Lena Dunham’s long-awaited Vogue issue has arrived, wrapped up in polka dots and collar-tugging because — as the cover lines remind us — Dunham is here representing comedy, not fashion. Still, the Annie Leibovitz and Tonne Goodman spread manages to elevate the tropes of the comedienne photo shoot (what 30 Rock called “birthing the rubber chicken on the toilet”); Dunham looks more chic than ever despite the presence of a tutu, many feathers, and an actual pigeon, on her head. I appreciate that Girls actor Adam Driver plays the Hannah Horvath part in the photo shoot — sulking naked in a bathtub where Dunham is perched in a slicked-backed bob and a power-LBD — as well as the cameo by Dunham’s dog, Lamby, whose anxiety you may have read about in The New Yorker.
By now, Dunham’s short biography has been exhaustively covered, both in magazine profiles and Dunham’s own New Yorker essays. What's most revelatory about Vogue's addition, by Nathan Heller, (besides a detail about a Hello Kitty microwave) is how subtly he acknowledges that Dunham's work and public persona are a protest of Vogue principles.
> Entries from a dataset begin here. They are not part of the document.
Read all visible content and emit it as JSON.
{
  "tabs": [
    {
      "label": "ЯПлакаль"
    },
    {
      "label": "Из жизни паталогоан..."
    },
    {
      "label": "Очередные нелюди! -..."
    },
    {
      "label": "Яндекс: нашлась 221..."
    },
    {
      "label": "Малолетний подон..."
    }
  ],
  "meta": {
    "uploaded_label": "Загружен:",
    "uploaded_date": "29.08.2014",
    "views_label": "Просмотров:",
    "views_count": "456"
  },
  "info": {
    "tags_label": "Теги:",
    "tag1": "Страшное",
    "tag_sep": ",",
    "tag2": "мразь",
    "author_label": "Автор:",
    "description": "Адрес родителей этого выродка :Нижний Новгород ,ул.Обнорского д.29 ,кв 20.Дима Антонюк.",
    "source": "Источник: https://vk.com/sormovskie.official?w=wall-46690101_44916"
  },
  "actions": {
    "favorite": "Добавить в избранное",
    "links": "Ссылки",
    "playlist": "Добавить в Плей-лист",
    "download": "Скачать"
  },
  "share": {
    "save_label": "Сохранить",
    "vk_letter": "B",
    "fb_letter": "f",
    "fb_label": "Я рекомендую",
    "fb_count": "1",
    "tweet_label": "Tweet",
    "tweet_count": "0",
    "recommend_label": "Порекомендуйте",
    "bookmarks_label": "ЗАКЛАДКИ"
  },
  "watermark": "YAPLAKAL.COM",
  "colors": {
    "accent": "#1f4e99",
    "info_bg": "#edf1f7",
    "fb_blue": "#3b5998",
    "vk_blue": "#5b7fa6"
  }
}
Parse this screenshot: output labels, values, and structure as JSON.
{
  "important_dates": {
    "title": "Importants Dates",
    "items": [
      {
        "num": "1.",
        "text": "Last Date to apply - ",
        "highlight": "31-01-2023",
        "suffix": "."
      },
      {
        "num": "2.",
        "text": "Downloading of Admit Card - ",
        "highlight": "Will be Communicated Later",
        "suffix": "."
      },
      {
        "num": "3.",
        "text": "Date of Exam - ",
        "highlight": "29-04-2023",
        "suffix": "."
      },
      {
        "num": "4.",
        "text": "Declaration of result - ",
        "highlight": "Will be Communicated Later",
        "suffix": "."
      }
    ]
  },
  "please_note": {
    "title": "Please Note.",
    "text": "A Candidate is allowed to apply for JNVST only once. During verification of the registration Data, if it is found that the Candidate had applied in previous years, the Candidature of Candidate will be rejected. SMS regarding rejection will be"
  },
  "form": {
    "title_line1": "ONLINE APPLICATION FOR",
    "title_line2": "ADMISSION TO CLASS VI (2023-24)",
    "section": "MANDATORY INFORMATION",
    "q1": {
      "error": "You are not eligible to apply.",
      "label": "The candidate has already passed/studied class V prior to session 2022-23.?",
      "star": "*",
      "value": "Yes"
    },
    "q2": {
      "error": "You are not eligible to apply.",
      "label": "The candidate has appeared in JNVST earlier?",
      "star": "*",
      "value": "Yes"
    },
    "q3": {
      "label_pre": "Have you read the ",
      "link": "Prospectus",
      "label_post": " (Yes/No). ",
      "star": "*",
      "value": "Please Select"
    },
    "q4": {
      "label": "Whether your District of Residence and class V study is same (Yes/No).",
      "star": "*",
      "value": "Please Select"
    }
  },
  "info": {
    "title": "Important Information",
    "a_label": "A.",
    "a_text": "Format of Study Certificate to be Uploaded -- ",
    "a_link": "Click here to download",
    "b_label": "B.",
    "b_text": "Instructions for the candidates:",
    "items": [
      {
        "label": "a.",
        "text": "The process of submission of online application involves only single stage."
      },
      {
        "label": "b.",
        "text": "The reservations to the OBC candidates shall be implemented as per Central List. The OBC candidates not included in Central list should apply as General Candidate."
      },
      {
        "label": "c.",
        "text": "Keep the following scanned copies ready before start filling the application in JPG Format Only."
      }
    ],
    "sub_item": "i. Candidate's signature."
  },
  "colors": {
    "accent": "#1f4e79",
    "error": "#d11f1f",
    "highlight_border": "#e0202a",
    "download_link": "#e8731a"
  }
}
"In addition to tracking the fashion world closely, she’s become a kind of spokesperson for young women who want to express themselves stylishly but with personal whimsy, and a vocal critic of the stereotype that fashion belongs only to a tiny group of superslender people terrified of breaking rules. For almost as long as Dunham’s work has been in the public eye, she’s spoken openly and often about her body type, pointing out that not every strong and enviable woman on the air must resemble a runway model.
Dunham’s comfort in her own skin — even when bared — has become part of her cool iconoclasm. It’s the reason many people see her as the voice for a new generation of empowered young women, and it’s slowly helped to shift the norms of female charisma on-screen."